Esas No: 2021/4916
Karar No: 2022/1461
Karar Tarihi: 21.03.2022
Danıştay 10. Daire 2021/4916 Esas 2022/1461 Karar Sayılı İlamı
Danıştay 10. Daire Başkanlığı 2021/4916 E. , 2022/1461 K."İçtihat Metni"
T.C.
D A N I Ş T A Y
ONUNCU DAİRE
Esas No : 2021/4916
Karar No : 2022/1461
TEMYİZ EDEN (DAVALI) : ... Üniversitesi Rektörlüğü
VEKİLİ : Av. ...
KARŞI TARAF (DAVACILAR) : ... Mirasçıları;
1- ...
2- ...
VEKİLLERİ : Av. ...
İSTEMİN KONUSU : ... İdare Mahkemesinin ... tarih ve E:..., K:... sayılı kararının kabule ilişkin kısmının davalı idare tarafından temyizen incelenerek bozulması istenilmektedir.
YARGILAMA SÜRECİ :
Dava konusu istem: Davacı tarafından, 04/10/2011 tarihinde Gaziantep Üniversitesi Şahinbey Araştırma ve Uygulama Hastanesinde gerçekleştirilen apandisit ameliyatı sonrasında yapılan enjeksiyon nedeniyle sağ bacağında siyatik sinir lezyonu oluştuğu ve meydana gelen zararın davalı idarenin hizmet kusurundan kaynaklandığı iddiasıyla, 10.000,00 TL maddi ve 40.000,00 TL manevi tazminatın idareye başvuru tarihi olan 01/10/2012 tarihinden itibaren işleyecek yasal faizi ile birlikte ödenmesine karar verilmesi istenilmiştir.
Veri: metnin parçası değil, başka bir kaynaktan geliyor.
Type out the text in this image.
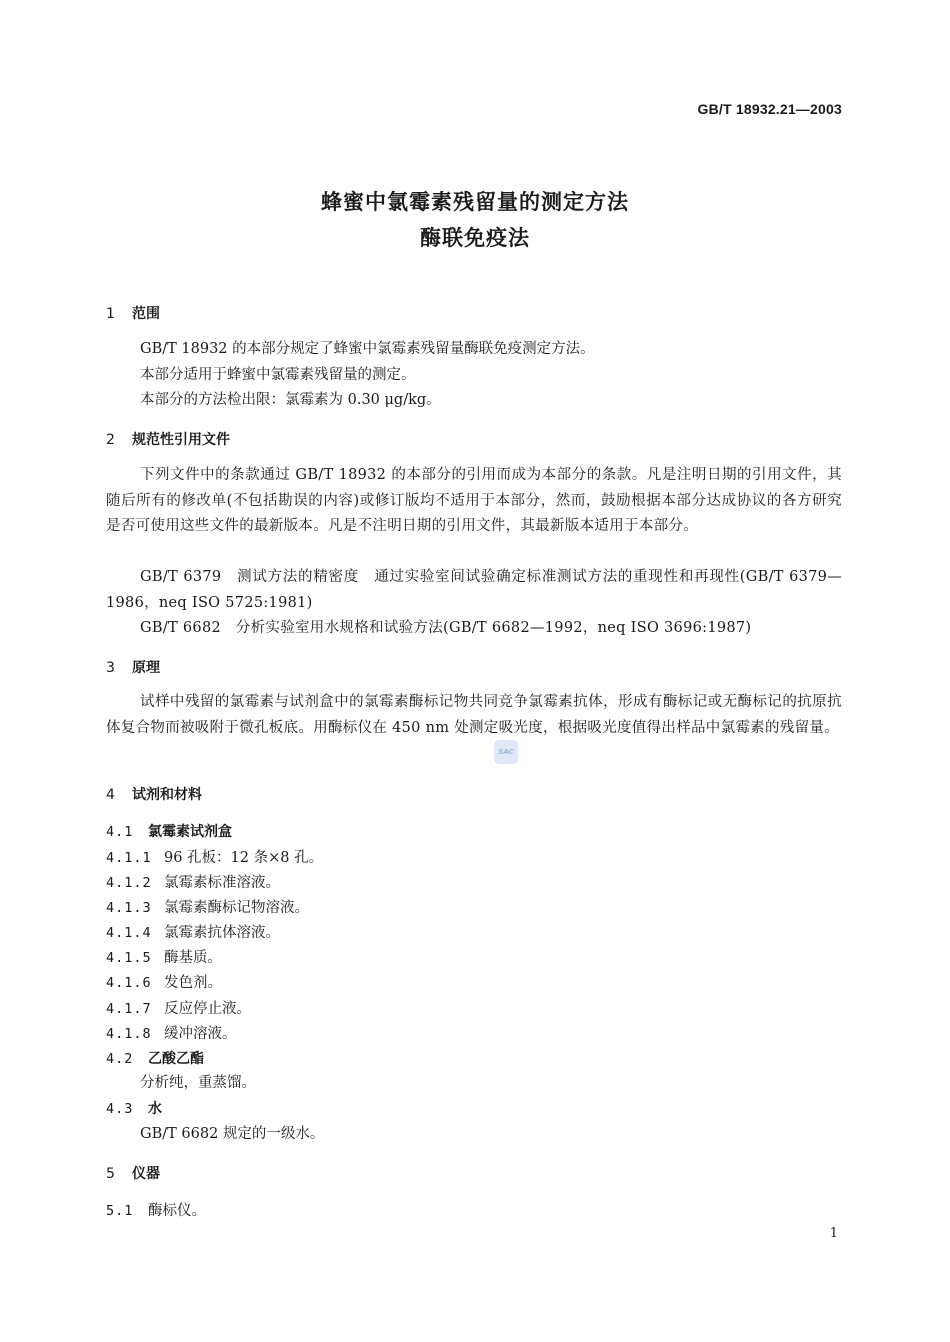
GB/T 18932.21—2003
蜂蜜中氯霉素残留量的测定方法
酶联免疫法
1 范围
GB/T 18932 的本部分规定了蜂蜜中氯霉素残留量酶联免疫测定方法。
本部分适用于蜂蜜中氯霉素残留量的测定。
本部分的方法检出限：氯霉素为 0.30 μg/kg。
2 规范性引用文件
下列文件中的条款通过 GB/T 18932 的本部分的引用而成为本部分的条款。凡是注明日期的引用文件，其随后所有的修改单(不包括勘误的内容)或修订版均不适用于本部分，然而，鼓励根据本部分达成协议的各方研究是否可使用这些文件的最新版本。凡是不注明日期的引用文件，其最新版本适用于本部分。
GB/T 6379　测试方法的精密度　通过实验室间试验确定标准测试方法的重现性和再现性(GB/T 6379—1986，neq ISO 5725:1981)
GB/T 6682　分析实验室用水规格和试验方法(GB/T 6682—1992，neq ISO 3696:1987)
3 原理
试样中残留的氯霉素与试剂盒中的氯霉素酶标记物共同竞争氯霉素抗体，形成有酶标记或无酶标记的抗原抗体复合物而被吸附于微孔板底。用酶标仪在 450 nm 处测定吸光度，根据吸光度值得出样品中氯霉素的残留量。
SAC
4 试剂和材料
4.1 氯霉素试剂盒
4.1.1 96 孔板：12 条×8 孔。
4.1.2 氯霉素标准溶液。
4.1.3 氯霉素酶标记物溶液。
4.1.4 氯霉素抗体溶液。
4.1.5 酶基质。
4.1.6 发色剂。
4.1.7 反应停止液。
4.1.8 缓冲溶液。
4.2 乙酸乙酯
分析纯，重蒸馏。
4.3 水
GB/T 6682 规定的一级水。
5 仪器
5.1 酶标仪。
1
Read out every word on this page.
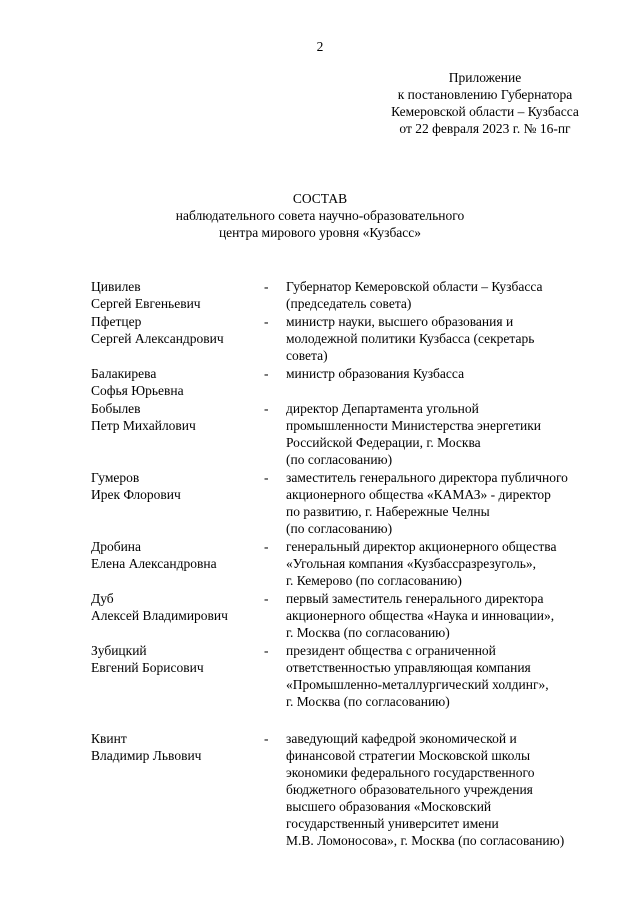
2
Приложение
к постановлению Губернатора
Кемеровской области – Кузбасса
от 22 февраля 2023 г. № 16-пг
СОСТАВ
наблюдательного совета научно-образовательного
центра мирового уровня «Кузбасс»
Цивилев
Сергей Евгеньевич
-	Губернатор Кемеровской области – Кузбасса
(председатель совета)
Пфетцер
Сергей Александрович
-	министр науки, высшего образования и
молодежной политики Кузбасса (секретарь
совета)
Балакирева
Софья Юрьевна
-	министр образования Кузбасса
Бобылев
Петр Михайлович
-	директор Департамента угольной
промышленности Министерства энергетики
Российской Федерации, г. Москва
(по согласованию)
Гумеров
Ирек Флорович
-	заместитель генерального директора публичного
акционерного общества «КАМАЗ» - директор
по развитию, г. Набережные Челны
(по согласованию)
Дробина
Елена Александровна
-	генеральный директор акционерного общества
«Угольная компания «Кузбассразрезуголь»,
г. Кемерово (по согласованию)
Дуб
Алексей Владимирович
-	первый заместитель генерального директора
акционерного общества «Наука и инновации»,
г. Москва (по согласованию)
Зубицкий
Евгений Борисович
-	президент общества с ограниченной
ответственностью управляющая компания
«Промышленно-металлургический холдинг»,
г. Москва (по согласованию)
Квинт
Владимир Львович
-	заведующий кафедрой экономической и
финансовой стратегии Московской школы
экономики федерального государственного
бюджетного образовательного учреждения
высшего образования «Московский
государственный университет имени
М.В. Ломоносова», г. Москва (по согласованию)
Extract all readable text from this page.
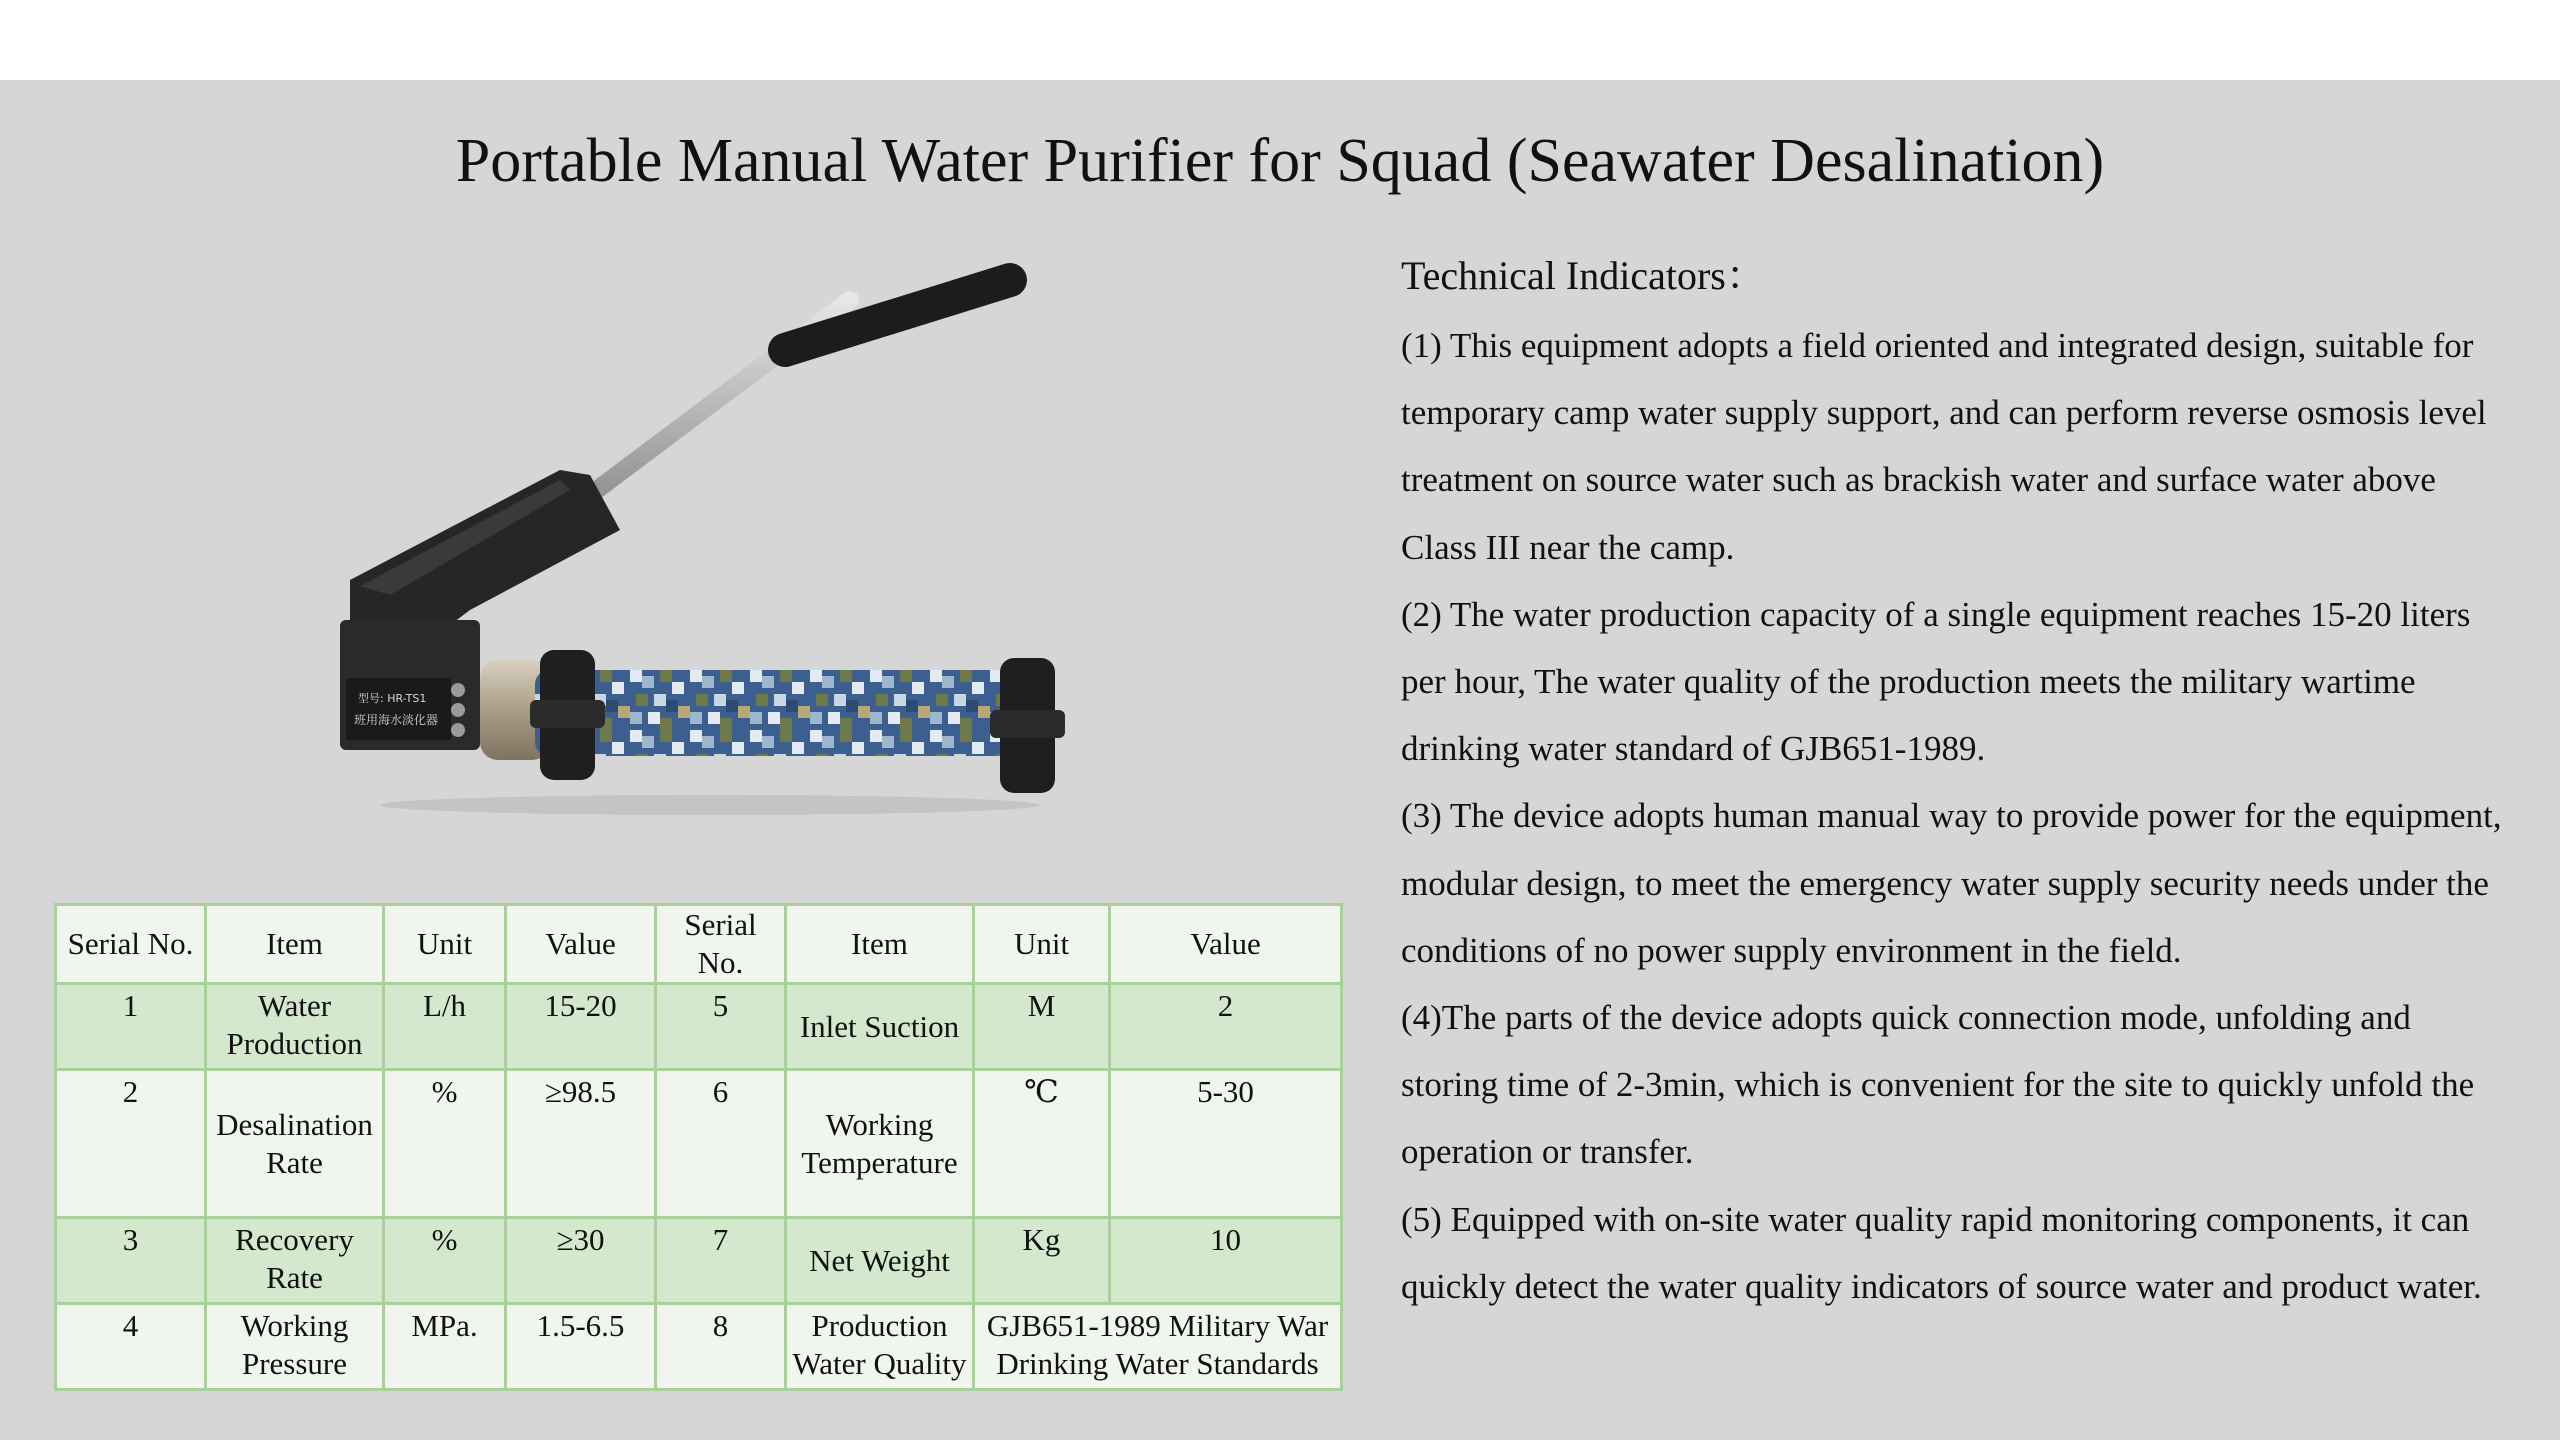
Portable Manual Water Purifier for Squad (Seawater Desalination)
型号: HR-TS1
班用海水淡化器
Serial No.	Item	Unit	Value	Serial No.	Item	Unit	Value
1	Water Production	L/h	15-20	5	Inlet Suction	M	2
2	Desalination Rate	%	≥98.5	6	Working Temperature	℃	5-30
3	Recovery Rate	%	≥30	7	Net Weight	Kg	10
4	Working Pressure	MPa.	1.5-6.5	8	Production Water Quality	GJB651-1989 Military War Drinking Water Standards	
Technical Indicators：

(1) This equipment adopts a field oriented and integrated design, suitable for temporary camp water supply support, and can perform reverse osmosis level treatment on source water such as brackish water and surface water above Class III near the camp.

(2) The water production capacity of a single equipment reaches 15-20 liters per hour, The water quality of the production meets the military wartime drinking water standard of GJB651-1989.

(3) The device adopts human manual way to provide power for the equipment, modular design, to meet the emergency water supply security needs under the conditions of no power supply environment in the field.

(4)The parts of the device adopts quick connection mode, unfolding and storing time of 2-3min, which is convenient for the site to quickly unfold the operation or transfer.

(5) Equipped with on-site water quality rapid monitoring components, it can quickly detect the water quality indicators of source water and product water.
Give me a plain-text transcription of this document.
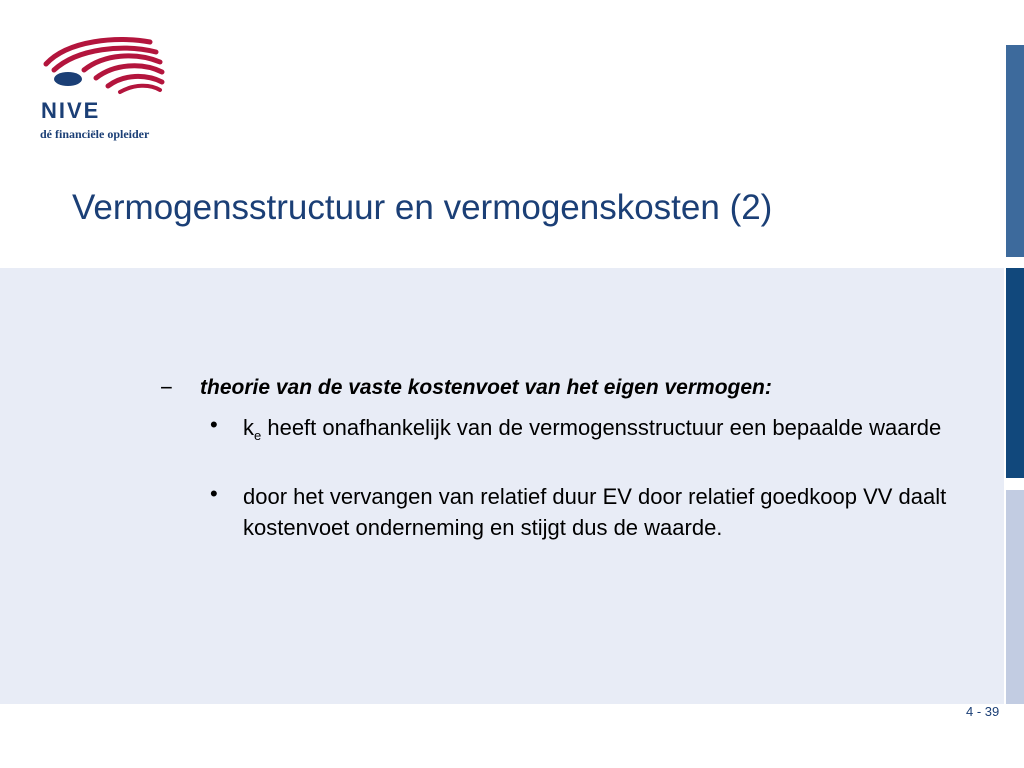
NIVE
dé financiële opleider
Vermogensstructuur en vermogenskosten (2)
− theorie van de vaste kostenvoet van het eigen vermogen:
• $k_e$ heeft onafhankelijk van de vermogensstructuur een bepaalde waarde
• door het vervangen van relatief duur EV door relatief goedkoop VV daalt kostenvoet onderneming en stijgt dus de waarde.
4 - 39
İlk Derece Mahkemesi kararının özeti: ... İdare Mahkemesinin ... tarih ve E:... , K:... sayılı kararıyla; dosyada var olan bilgi ve belgeler ile bilirkişi raporunun birlikte değerlendirilmesinden, davacıya yapılan enjeksiyon tekniğinin ve sonrasında yapılan tedavinin tıbben uygun olduğu, kişide tespit edilen siyatik sinir hasarının enjekte edilen ilaçların doku içi yayılımı ile meydana gelebileceğinin tıbben bilindiği, bu nedenle sunulan sağlık hizmeti ile meydana gelen sinir hasarı arasında illiyet bağı bulunmadığı sonucuna varıldığı gerekçesiyle maddi tazminat isteminin reddine; manevi tazminat istemi yönünden ise, Adli Tıp Kurumu raporunda yapılan enjeksiyon sonucu sağ bacakta meydana gelen şikayetlerin neden kaynaklandığının ortaya konulamadığı ve enjeksiyon uygulamasının hatalı uygulanmadığı hususunda yeterli açıklıkta bir tespitin yapılamadığı, bu süreçteki olaylarla ilgili olarak davacının maddi gerçeğe tam olarak hiçbir zaman ulaşamayacak ve ömür boyu bu hususta kuşku duyacak olması karşısında, sağlık hizmeti sunumundaki bu eksikliklerin sonuca doğrudan etkisi olmasa da davacıdaki elem ve ızdırabı arttıracağı gerekçesiyle manevi tazminat isteminin kısmen kabulü ile 25.000,00 TL manevi tazminatın ödenmesine, fazlaya ilişkin istemin reddine karar verilmiştir.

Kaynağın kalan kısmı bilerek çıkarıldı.